ClusterSC: Advancing Synthetic Control with Donor Selection
Saeyoung Rho, Andrew Tang, Noah Bergam, Rachel Cummings, Vishal Misra
TL;DR
This work extends synthetic control (SC) to disaggregate-level data by addressing the curse of dimensionality from large donor pools. It introduces ClusterSC, a two-stage method that clusters donors using right-singular-vector embeddings and applies SC only to the most relevant cluster, with HSVT denoising integrated into the Learn step. The authors prove theoretical guarantees for accurate subgroup identification and show improved pre- and post-intervention prediction bounds under Gaussian, sub-Gaussian, and heavy-tailed noise, complemented by empirical results on synthetic and real housing data. The approach yields higher prediction accuracy and stability, illustrating significant practical benefits for individual-level causal inference and policy evaluation.
Abstract
In causal inference with observational studies, synthetic control (SC) has emerged as a prominent tool.
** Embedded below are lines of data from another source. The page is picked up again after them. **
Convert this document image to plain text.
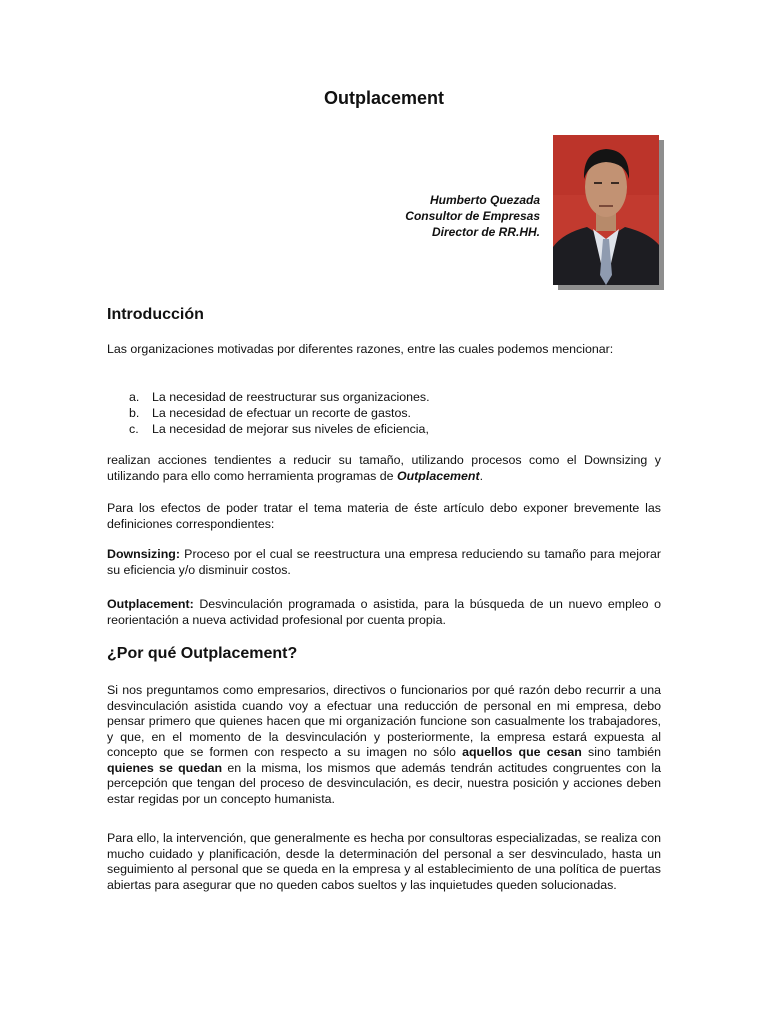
Outplacement
Humberto Quezada
Consultor de Empresas
Director de RR.HH.
Introducción

Las organizaciones motivadas por diferentes razones, entre las cuales podemos mencionar:

a. La necesidad de reestructurar sus organizaciones.
b. La necesidad de efectuar un recorte de gastos.
c. La necesidad de mejorar sus niveles de eficiencia,

realizan acciones tendientes a reducir su tamaño, utilizando procesos como el Downsizing y utilizando para ello como herramienta programas de Outplacement.

Para los efectos de poder tratar el tema materia de éste artículo debo exponer brevemente las definiciones correspondientes:

Downsizing: Proceso por el cual se reestructura una empresa reduciendo su tamaño para mejorar su eficiencia y/o disminuir costos.

Outplacement: Desvinculación programada o asistida, para la búsqueda de un nuevo empleo o reorientación a nueva actividad profesional por cuenta propia.

¿Por qué Outplacement?

Si nos preguntamos como empresarios, directivos o funcionarios por qué razón debo recurrir a una desvinculación asistida cuando voy a efectuar una reducción de personal en mi empresa, debo pensar primero que quienes hacen que mi organización funcione son casualmente los trabajadores, y que, en el momento de la desvinculación y posteriormente, la empresa estará expuesta al concepto que se formen con respecto a su imagen no sólo aquellos que cesan sino también quienes se quedan en la misma, los mismos que además tendrán actitudes congruentes con la percepción que tengan del proceso de desvinculación, es decir, nuestra posición y acciones deben estar regidas por un concepto humanista.

Para ello, la intervención, que generalmente es hecha por consultoras especializadas, se realiza con mucho cuidado y planificación, desde la determinación del personal a ser desvinculado, hasta un seguimiento al personal que se queda en la empresa y al establecimiento de una política de puertas abiertas para asegurar que no queden cabos sueltos y las inquietudes queden solucionadas.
SC has traditionally been applied to aggregate-level datasets, but more recent work has extended its use to individual-level data. As they contain a greater number of observed units, this shift introduces the curse of dimensionality to SC. To address this, we propose Cluster Synthetic Control (ClusterSC), based on the idea that groups of individuals may exist where behavior aligns internally but diverges between groups. ClusterSC incorporates a clustering step to select only the relevant donors for the target. We provide theoretical guarantees on the improvements induced by ClusterSC, supported by empirical demonstrations on synthetic and real-world datasets. The results indicate that ClusterSC consistently outperforms classical SC approaches.